Pour préserver l'espoir

Pour que la cause des personnes disparues au Liban ne tombe pas dans l'oubli, l'ONG Act for the Disappeared a lancé le projet « Fus'hat amal »*. Dans ce cadre, nous publions une série de témoignages fictifs qu'auraient apportés des Libanais arrachés à leur milieu familial et social.

OLJ
13/04/2016

J'avais 13 ans le jour où j'ai disparu. C'était le 17 septembre 1982, lors des événements qui sont aujourd'hui tristement connus sous le nom du « massacre de Sabra et Chatila ».
J'étais l'un des meilleurs élèves de ma classe. J'adorais aller à l'école. J'aimais beaucoup écrire et mémoriser ce qu'on étudiait, comme les poésies ou les noms de ceux qui ont marqué l'histoire.
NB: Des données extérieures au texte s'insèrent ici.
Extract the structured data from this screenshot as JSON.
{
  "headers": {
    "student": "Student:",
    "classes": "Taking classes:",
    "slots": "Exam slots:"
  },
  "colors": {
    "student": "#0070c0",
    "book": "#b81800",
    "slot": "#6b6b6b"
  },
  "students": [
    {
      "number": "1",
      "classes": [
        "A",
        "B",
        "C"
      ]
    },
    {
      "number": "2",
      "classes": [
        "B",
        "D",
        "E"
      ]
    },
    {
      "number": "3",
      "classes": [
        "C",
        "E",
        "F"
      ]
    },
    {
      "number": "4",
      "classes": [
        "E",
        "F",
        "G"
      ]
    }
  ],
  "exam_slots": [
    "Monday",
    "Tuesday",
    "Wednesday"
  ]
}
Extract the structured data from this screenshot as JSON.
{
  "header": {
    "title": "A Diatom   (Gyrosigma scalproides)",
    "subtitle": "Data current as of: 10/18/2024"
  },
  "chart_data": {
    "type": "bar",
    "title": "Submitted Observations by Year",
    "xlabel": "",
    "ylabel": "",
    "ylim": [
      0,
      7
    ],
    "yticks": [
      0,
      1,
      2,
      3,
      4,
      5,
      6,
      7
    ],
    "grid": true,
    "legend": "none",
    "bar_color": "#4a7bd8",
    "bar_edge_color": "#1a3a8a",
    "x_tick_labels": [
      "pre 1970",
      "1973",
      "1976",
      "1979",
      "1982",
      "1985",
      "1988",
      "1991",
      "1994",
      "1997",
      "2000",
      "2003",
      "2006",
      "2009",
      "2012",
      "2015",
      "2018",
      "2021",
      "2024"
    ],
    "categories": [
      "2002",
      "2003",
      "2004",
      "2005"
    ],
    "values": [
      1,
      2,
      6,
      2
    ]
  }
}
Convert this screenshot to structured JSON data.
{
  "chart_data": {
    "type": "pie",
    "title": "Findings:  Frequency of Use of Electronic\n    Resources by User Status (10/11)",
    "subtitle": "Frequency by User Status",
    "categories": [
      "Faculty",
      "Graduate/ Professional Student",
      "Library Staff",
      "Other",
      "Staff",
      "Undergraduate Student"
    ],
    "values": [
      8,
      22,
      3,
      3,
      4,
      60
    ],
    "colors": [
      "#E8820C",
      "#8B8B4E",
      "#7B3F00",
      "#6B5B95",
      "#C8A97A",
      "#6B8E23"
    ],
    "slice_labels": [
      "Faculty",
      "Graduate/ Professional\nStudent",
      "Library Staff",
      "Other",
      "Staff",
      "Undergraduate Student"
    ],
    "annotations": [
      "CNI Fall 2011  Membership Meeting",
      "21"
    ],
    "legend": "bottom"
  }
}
Je passais aussi mon temps à jouer avec mes amis dès que l'école se terminait. La guerre nous laissait ces quelques moments d'insouciance.
J'avais 13 ans, mais ma mère me disait souvent qu'elle voyait déjà l'adulte que je deviendrais et que le temps passait trop vite. Pourtant, à mon âge, j'avais toujours peur du noir. Et quand j'ai disparu, c'est ce que ma mère craignait le plus. Elle avait peur que je ne sois retenu dans le noir quelque part. Elle connaissait mes peurs. Les peurs d'un enfant de 13 ans.
Mon nom est Ahmad Faysal Dirawi.
Ne laissez pas mon histoire s'interrompre ici.
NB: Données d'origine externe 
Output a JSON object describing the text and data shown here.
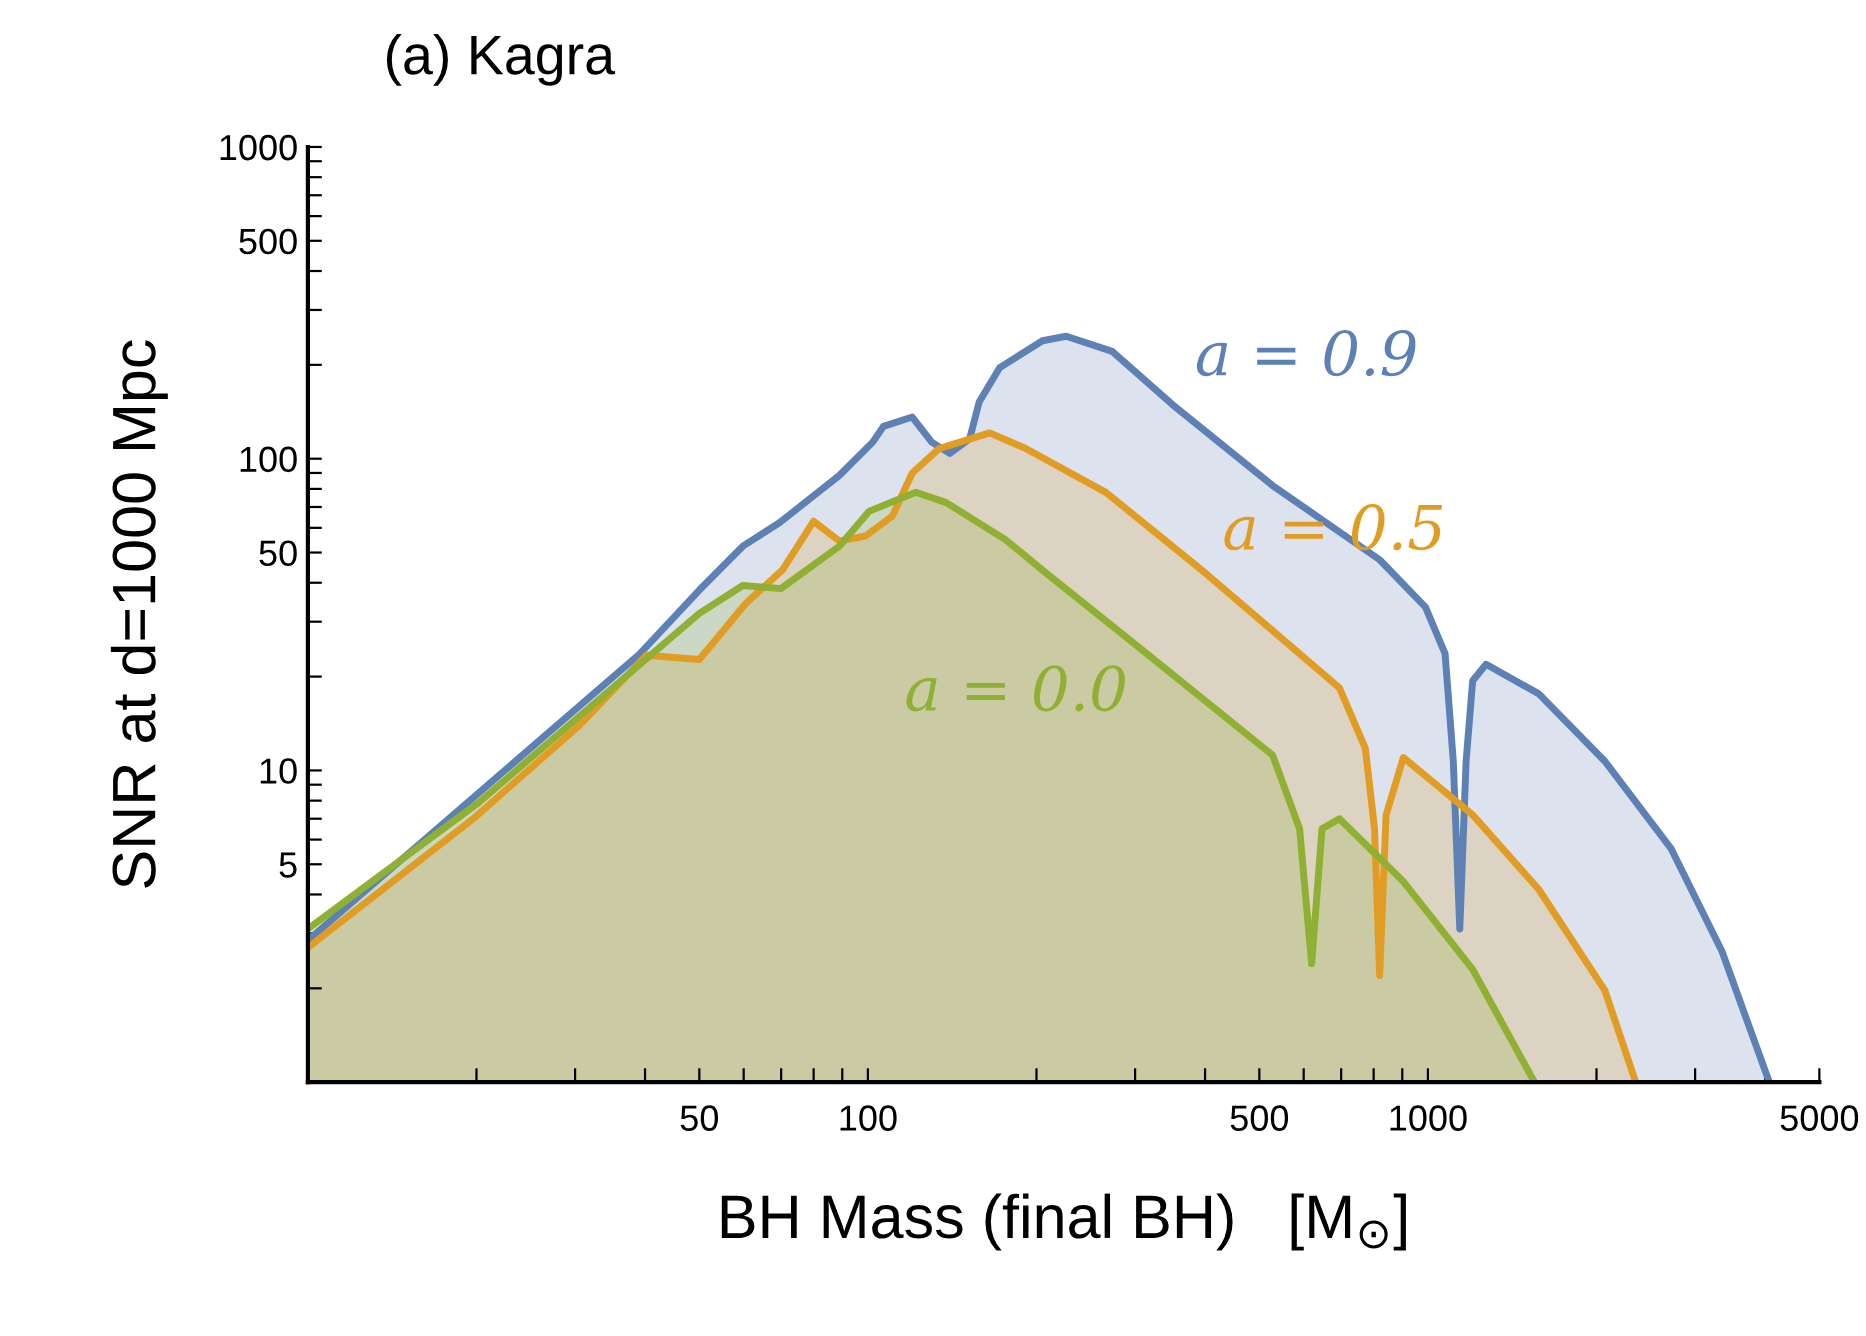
{
  "chart_data": {
    "type": "area",
    "title": "(a) Kagra",
    "xlabel": "BH Mass (final BH)   [M$_{⊙}$]",
    "ylabel": "SNR at d=1000 Mpc",
    "log": "xy",
    "grid": false,
    "legend": false,
    "xlim": [
      10,
      5000
    ],
    "ylim": [
      1,
      1000
    ],
    "xticks": [
      {
        "value": 20,
        "label": null
      },
      {
        "value": 30,
        "label": null
      },
      {
        "value": 40,
        "label": null
      },
      50,
      {
        "value": 60,
        "label": null
      },
      {
        "value": 70,
        "label": null
      },
      {
        "value": 80,
        "label": null
      },
      {
        "value": 90,
        "label": null
      },
      100,
      {
        "value": 200,
        "label": null
      },
      {
        "value": 300,
        "label": null
      },
      {
        "value": 400,
        "label": null
      },
      500,
      {
        "value": 600,
        "label": null
      },
      {
        "value": 700,
        "label": null
      },
      {
        "value": 800,
        "label": null
      },
      {
        "value": 900,
        "label": null
      },
      1000,
      {
        "value": 2000,
        "label": null
      },
      {
        "value": 3000,
        "label": null
      },
      {
        "value": 4000,
        "label": null
      },
      5000
    ],
    "yticks": [
      {
        "value": 2,
        "label": null
      },
      {
        "value": 3,
        "label": null
      },
      {
        "value": 4,
        "label": null
      },
      5,
      {
        "value": 6,
        "label": null
      },
      {
        "value": 7,
        "label": null
      },
      {
        "value": 8,
        "label": null
      },
      {
        "value": 9,
        "label": null
      },
      10,
      {
        "value": 20,
        "label": null
      },
      {
        "value": 30,
        "label": null
      },
      {
        "value": 40,
        "label": null
      },
      50,
      {
        "value": 60,
        "label": null
      },
      {
        "value": 70,
        "label": null
      },
      {
        "value": 80,
        "label": null
      },
      {
        "value": 90,
        "label": null
      },
      100,
      {
        "value": 200,
        "label": null
      },
      {
        "value": 300,
        "label": null
      },
      {
        "value": 400,
        "label": null
      },
      500,
      {
        "value": 600,
        "label": null
      },
      {
        "value": 700,
        "label": null
      },
      {
        "value": 800,
        "label": null
      },
      {
        "value": 900,
        "label": null
      },
      1000
    ],
    "series": [
      {
        "name": "a = 0.9",
        "color": "#5e81b5",
        "x": [
          10,
          39.1,
          50,
          59.8,
          69.5,
          88.9,
          102,
          106.6,
          120,
          130,
          140,
          152,
          158,
          172,
          205,
          226,
          273,
          350,
          528,
          820,
          990,
          1073,
          1110,
          1140,
          1170,
          1202,
          1270,
          1578,
          2070,
          2720,
          3350,
          4070
        ],
        "values": [
          2.85,
          23.6,
          37.9,
          52.4,
          62.3,
          88.3,
          113,
          127,
          136,
          113,
          104,
          116,
          152,
          196,
          239,
          247,
          221,
          149,
          82,
          47.4,
          33.4,
          23.7,
          10.7,
          3.1,
          10.7,
          19.4,
          21.9,
          17.6,
          10.7,
          5.6,
          2.63,
          1
        ]
      },
      {
        "name": "a = 0.5",
        "color": "#e19c24",
        "x": [
          10,
          19.7,
          30.6,
          40.2,
          50,
          60.5,
          70.4,
          80,
          88.9,
          99,
          110.6,
          120,
          134,
          165,
          191,
          266,
          401,
          695,
          773,
          803,
          820,
          842,
          904,
          1202,
          1578,
          2070,
          2350
        ],
        "values": [
          2.7,
          6.98,
          14,
          23.4,
          22.7,
          34.3,
          44,
          63,
          54.4,
          56.5,
          65.5,
          90,
          107.7,
          121,
          108,
          78,
          42.9,
          18.4,
          11.8,
          6.5,
          2.2,
          7.2,
          11,
          7.2,
          4.15,
          1.97,
          1
        ]
      },
      {
        "name": "a = 0.0",
        "color": "#8fb032",
        "x": [
          10,
          20.2,
          34,
          50,
          59.8,
          69.9,
          88.9,
          100.6,
          121.8,
          138,
          176,
          208,
          305,
          528,
          590,
          620,
          647,
          695,
          904,
          1202,
          1550
        ],
        "values": [
          3.1,
          7.9,
          17.6,
          31.9,
          39.2,
          38.3,
          52.4,
          67.9,
          78,
          72.3,
          55,
          43,
          24.8,
          11.2,
          6.5,
          2.4,
          6.5,
          7,
          4.4,
          2.3,
          1
        ]
      }
    ]
  }
}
* « Fus'hat amal » est une plateforme numérique qui rassemble les histoires des personnes disparues au Liban. Le projet est financé par le Comité international de la Croix-Rouge, l'Union européenne, le National Endowment for Democracy et la Fondation Robert Bosch.
Des histoires d'autres personnes ayant disparu durant la guerre sont disponibles sur le site web de Fus'hat amal à l'adresse : www.fushatamal.org
Si vous êtes un proche d'une personne disparue, vous pouvez partager son histoire sur le site du projet ou contacter Act for the Disappeared aux 01/443104, 76/933306.

 

 

Les témoignages précédents
« J'étais au travail quand j'ai reçu un appel des services de renseignements syriens »

« Quelque part entre Beyrouth et Saïda, j'ai été enlevée »

« J'ai disparu lors de l'une de mes escapades chez mes grands-parents »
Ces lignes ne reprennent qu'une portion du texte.